The USA Green Card Journey (pt.4)

This is the one where things get nasty for me.

December 2017, right before Christmas I receive emails from both my attorney and the NVC with my interview date of January 30th 2018. There now follows a flurry of furious activity where I have to co-ordinate work leave, travel and visa medical all around this date. The important one being the visa medical a minimum of five working days before the interview.

Confirm interview appointment and book the courier for my passport. Arrange travel so I’ll be where they’re sending it. That’s a train back to Newcastle.

It took exactly 100 attempts before I was able to contact Knightsbridge Medical in London for an appointment. I book suitably far ahead (Jan 19th), arrange time off from work and look at the requirements to bring to the medical. Just as well that I checked Visajourney.com beforehand too because the US had changed it’s requirements. My father ended up going to my doctor’s to get an abbreviated medical history for me.

Ok. Paperwork, check. Appointment, check. Doctor’s office … closed???? WTF?

Yeah they were closed that day and had made my appointment in error. They’d taken my email address down wrong so that bounced. They called but didn’t leave a voicemail so I didn’t know what to reply to.

Appointment rearranged quickly for the following monday. That’s most of my stretch factor gone. Three vaccinations (flu, mmr and tetanus), one blood draw, a physical, a chest x-ray for TB and a urine sample. They want “half a pot”, but anymore than that isn’t required. Or liked 😉

Little did I know it’d be the last humour I saw in this process from this point on.

Cue January 30th. This is the plan:

1) Taxi from where i’m staying to Kings Cross station
2) Drop off suitcase and bag into left luggage, taking only myself phone and documents.
3) London Underground to Vauxhall.
4) Get breakfast.
5) Bus to Embassy and
6) Profit?

What actually happens:

1) The taxi doesn’t bother to turn up, forcing me to run with bags uphill for 1.5 miles to the nearest tube station.
2) Tube to Kings Cross
3) Drop off bags
4) High tail it via Tube to Vauxhall
5) Find a Pret-a-Manger, grab something hot.
6) High tail it to the Embassy, ignoring the buses.

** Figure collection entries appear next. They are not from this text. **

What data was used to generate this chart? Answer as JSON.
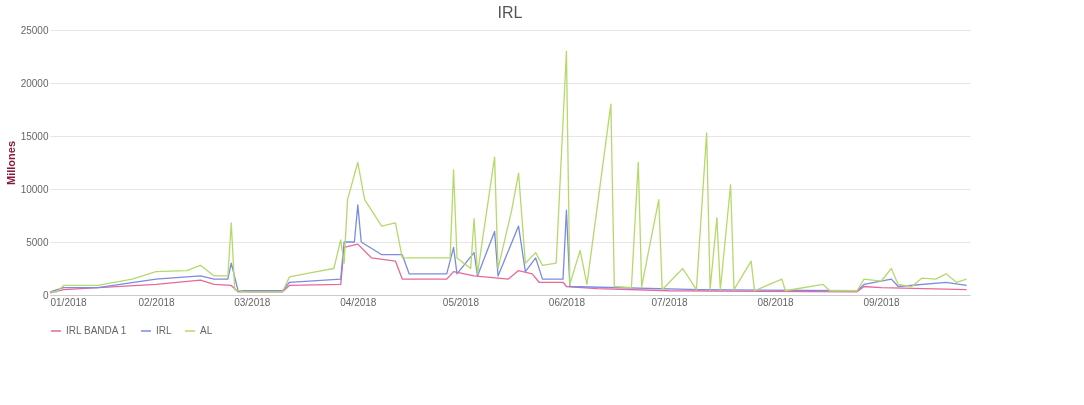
{
  "chart_data": {
    "type": "line",
    "title": "IRL",
    "ylabel": "Millones",
    "xlim": [
      "2018-01-01",
      "2018-09-27"
    ],
    "xticks": [
      {
        "value": "2018-01-01",
        "label": "01/2018"
      },
      {
        "value": "2018-02-01",
        "label": "02/2018"
      },
      {
        "value": "2018-03-01",
        "label": "03/2018"
      },
      {
        "value": "2018-04-01",
        "label": "04/2018"
      },
      {
        "value": "2018-05-01",
        "label": "05/2018"
      },
      {
        "value": "2018-06-01",
        "label": "06/2018"
      },
      {
        "value": "2018-07-01",
        "label": "07/2018"
      },
      {
        "value": "2018-08-01",
        "label": "08/2018"
      },
      {
        "value": "2018-09-01",
        "label": "09/2018"
      }
    ],
    "ylim": [
      0,
      25000
    ],
    "yticks": [
      0,
      5000,
      10000,
      15000,
      20000,
      25000
    ],
    "grid": "y",
    "legend": "bottom",
    "marker": "none",
    "line_style": "solid",
    "series": [
      {
        "name": "IRL BANDA 1",
        "color": "#e8689a",
        "x": [
          "2018-01-01",
          "2018-01-05",
          "2018-02-01",
          "2018-02-14",
          "2018-02-18",
          "2018-02-23",
          "2018-02-25",
          "2018-03-10",
          "2018-03-12",
          "2018-03-27",
          "2018-03-28",
          "2018-04-01",
          "2018-04-05",
          "2018-04-12",
          "2018-04-14",
          "2018-04-27",
          "2018-04-29",
          "2018-05-05",
          "2018-05-15",
          "2018-05-18",
          "2018-05-22",
          "2018-05-24",
          "2018-05-31",
          "2018-06-01",
          "2018-06-10",
          "2018-07-01",
          "2018-08-25",
          "2018-08-27",
          "2018-09-01",
          "2018-09-26"
        ],
        "values": [
          200,
          500,
          1000,
          1400,
          1000,
          900,
          300,
          300,
          900,
          1000,
          4500,
          4800,
          3500,
          3200,
          1500,
          1500,
          2200,
          1800,
          1500,
          2300,
          2000,
          1200,
          1200,
          800,
          600,
          400,
          300,
          800,
          700,
          500
        ]
      },
      {
        "name": "IRL",
        "color": "#7b8be0",
        "x": [
          "2018-01-01",
          "2018-01-05",
          "2018-01-15",
          "2018-02-01",
          "2018-02-14",
          "2018-02-18",
          "2018-02-22",
          "2018-02-23",
          "2018-02-25",
          "2018-03-10",
          "2018-03-12",
          "2018-03-27",
          "2018-03-28",
          "2018-03-31",
          "2018-04-01",
          "2018-04-02",
          "2018-04-08",
          "2018-04-14",
          "2018-04-16",
          "2018-04-27",
          "2018-04-29",
          "2018-04-30",
          "2018-05-05",
          "2018-05-06",
          "2018-05-11",
          "2018-05-12",
          "2018-05-18",
          "2018-05-20",
          "2018-05-23",
          "2018-05-25",
          "2018-05-31",
          "2018-06-01",
          "2018-06-02",
          "2018-07-10",
          "2018-08-25",
          "2018-08-27",
          "2018-09-04",
          "2018-09-06",
          "2018-09-20",
          "2018-09-26"
        ],
        "values": [
          300,
          700,
          700,
          1500,
          1800,
          1500,
          1500,
          3000,
          400,
          400,
          1200,
          1500,
          5000,
          5000,
          8500,
          5000,
          3800,
          3800,
          2000,
          2000,
          4500,
          2000,
          4000,
          1800,
          6000,
          1800,
          6500,
          2200,
          3500,
          1500,
          1500,
          8000,
          800,
          500,
          400,
          1000,
          1500,
          800,
          1200,
          900
        ]
      },
      {
        "name": "AL",
        "color": "#b5d96b",
        "x": [
          "2018-01-01",
          "2018-01-03",
          "2018-01-05",
          "2018-01-15",
          "2018-01-25",
          "2018-02-01",
          "2018-02-10",
          "2018-02-14",
          "2018-02-18",
          "2018-02-22",
          "2018-02-23",
          "2018-02-24",
          "2018-02-27",
          "2018-03-10",
          "2018-03-12",
          "2018-03-20",
          "2018-03-25",
          "2018-03-27",
          "2018-03-28",
          "2018-03-29",
          "2018-04-01",
          "2018-04-03",
          "2018-04-08",
          "2018-04-12",
          "2018-04-14",
          "2018-04-28",
          "2018-04-29",
          "2018-04-30",
          "2018-05-04",
          "2018-05-05",
          "2018-05-06",
          "2018-05-11",
          "2018-05-12",
          "2018-05-16",
          "2018-05-18",
          "2018-05-20",
          "2018-05-23",
          "2018-05-25",
          "2018-05-29",
          "2018-06-01",
          "2018-06-02",
          "2018-06-05",
          "2018-06-07",
          "2018-06-14",
          "2018-06-15",
          "2018-06-20",
          "2018-06-22",
          "2018-06-23",
          "2018-06-28",
          "2018-06-29",
          "2018-07-05",
          "2018-07-09",
          "2018-07-12",
          "2018-07-13",
          "2018-07-15",
          "2018-07-16",
          "2018-07-19",
          "2018-07-20",
          "2018-07-25",
          "2018-07-26",
          "2018-08-03",
          "2018-08-04",
          "2018-08-15",
          "2018-08-17",
          "2018-08-25",
          "2018-08-27",
          "2018-09-01",
          "2018-09-04",
          "2018-09-06",
          "2018-09-10",
          "2018-09-13",
          "2018-09-17",
          "2018-09-20",
          "2018-09-23",
          "2018-09-26"
        ],
        "values": [
          300,
          300,
          900,
          900,
          1500,
          2200,
          2300,
          2800,
          1800,
          1800,
          6800,
          500,
          300,
          300,
          1700,
          2200,
          2500,
          5200,
          3000,
          9000,
          12500,
          9000,
          6500,
          6800,
          3500,
          3500,
          11800,
          3500,
          2500,
          7200,
          2000,
          13000,
          2500,
          8000,
          11500,
          3000,
          4000,
          2800,
          3000,
          23000,
          1000,
          4200,
          1000,
          18000,
          800,
          700,
          12500,
          800,
          9000,
          500,
          2500,
          500,
          15300,
          500,
          7300,
          500,
          10400,
          500,
          3200,
          400,
          1500,
          400,
          1000,
          400,
          400,
          1500,
          1300,
          2500,
          1000,
          800,
          1600,
          1500,
          2000,
          1200,
          1500
        ]
      }
    ]
  }
}
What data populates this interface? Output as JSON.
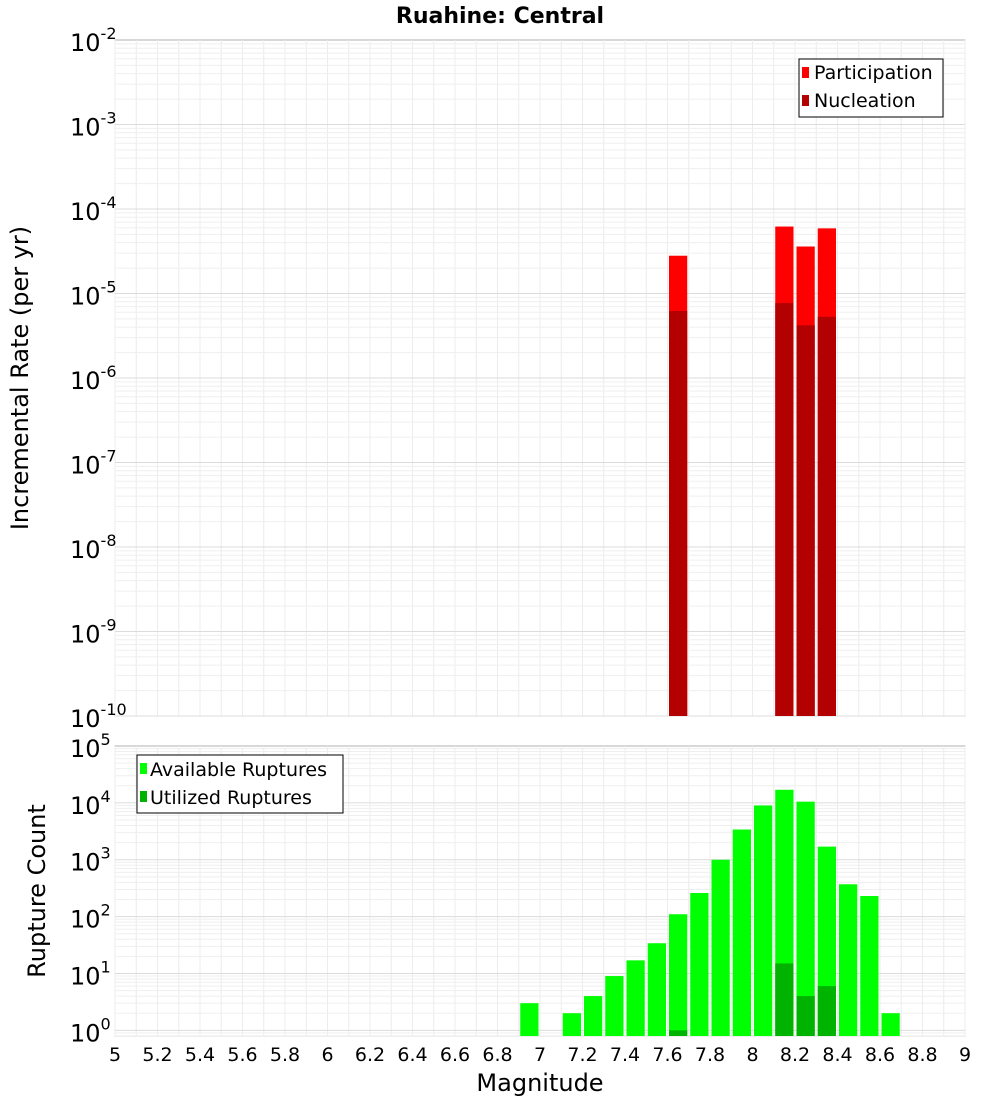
{
  "title": "Ruahine: Central",
  "chart_data": [
    {
      "type": "bar",
      "panel": "top",
      "ylabel": "Incremental Rate (per yr)",
      "xlabel": "",
      "ylog": true,
      "ylim_exp": [
        -10,
        -2
      ],
      "xlim": [
        5,
        9
      ],
      "grid": true,
      "legend_placement": "top-right",
      "bar_width": 0.1,
      "series": [
        {
          "name": "Participation",
          "color": "#ff0000",
          "points": [
            [
              7.65,
              2.8e-05
            ],
            [
              8.15,
              6.2e-05
            ],
            [
              8.25,
              3.6e-05
            ],
            [
              8.35,
              5.9e-05
            ]
          ]
        },
        {
          "name": "Nucleation",
          "color": "#b30000",
          "points": [
            [
              7.65,
              6.2e-06
            ],
            [
              8.15,
              7.7e-06
            ],
            [
              8.25,
              4.2e-06
            ],
            [
              8.35,
              5.3e-06
            ]
          ]
        }
      ]
    },
    {
      "type": "bar",
      "panel": "bottom",
      "ylabel": "Rupture Count",
      "xlabel": "Magnitude",
      "ylog": true,
      "ylim_exp": [
        -0.1,
        5
      ],
      "xlim": [
        5,
        9
      ],
      "grid": true,
      "legend_placement": "top-left",
      "bar_width": 0.1,
      "x_ticks": [
        "5",
        "5.2",
        "5.4",
        "5.6",
        "5.8",
        "6",
        "6.2",
        "6.4",
        "6.6",
        "6.8",
        "7",
        "7.2",
        "7.4",
        "7.6",
        "7.8",
        "8",
        "8.2",
        "8.4",
        "8.6",
        "8.8",
        "9"
      ],
      "series": [
        {
          "name": "Available Ruptures",
          "color": "#00ff00",
          "points": [
            [
              6.95,
              3
            ],
            [
              7.15,
              2
            ],
            [
              7.25,
              4
            ],
            [
              7.35,
              9
            ],
            [
              7.45,
              17
            ],
            [
              7.55,
              34
            ],
            [
              7.65,
              110
            ],
            [
              7.75,
              260
            ],
            [
              7.85,
              1000
            ],
            [
              7.95,
              3400
            ],
            [
              8.05,
              9000
            ],
            [
              8.15,
              17000
            ],
            [
              8.25,
              10500
            ],
            [
              8.35,
              1700
            ],
            [
              8.45,
              370
            ],
            [
              8.55,
              230
            ],
            [
              8.65,
              2
            ]
          ]
        },
        {
          "name": "Utilized Ruptures",
          "color": "#00b300",
          "points": [
            [
              7.65,
              1
            ],
            [
              8.15,
              15
            ],
            [
              8.25,
              4
            ],
            [
              8.35,
              6
            ]
          ]
        }
      ]
    }
  ]
}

Immigrant visas take priority over others. You skip queues effectively and are allowed in 15 minutes sooner than non immigrant ones. You also get to go to the special immigration area vs the more public non-immigrant one.

The process here should be three steps:

1) First interview to give over documents such as original birth certificate, passport etc.
2) Actual visa interview.
3) Pay the cashier for the visa.

What actually happened:

1) Handed over the documents. Find out that my medical may not have turned up.
2) Eventually do the interview. Find that the medical did turn up.

The interview went in a direction I wasn’t expecting. I don’t want to go into many details but suffice to say I was painted into corners I couldn’t get out of. There were no right answers for this guy. I mean I’ve made no secret of the fact that film is what I want to do, everything else is a means to do it. Thanks to questioning, I wasn’t able to get that across. I think my fate was decided before I got there.

My visa application was not rejected. I was given blue form 226(g) notice of Administrative Processing.

I was informed that while this is pending I can no longer travel to the USA on an ESTA. I may be able to apply for a non-immigrant visa but I know full damn well that can take six months and is not guaranteed, especially with an potentially failed immigration petition.

I was also informed that I could be permanently excluded from the USA should this fail.

It’s nice to know that one guy can potentially ruin a life isn’t it? It’ll certainly kill my entertainment career, probably the career of the guy I write with and my IT career will also probably suffer because I won’t be able to attend conferences.

Form 226(g) Administrative Review from what I can tell is a “black box” process. You can chase but you basically won’t hear anything until they want to say something. I’ve been informed that it can be 60+ days as my file has to go back to USCIS in the USA.

The only thing left. I’ve contacted my attorney to set up a meeting.

Instead of getting a measure of certainty back in my life, I only have more uncertainty and doubt. I don’t like this at all.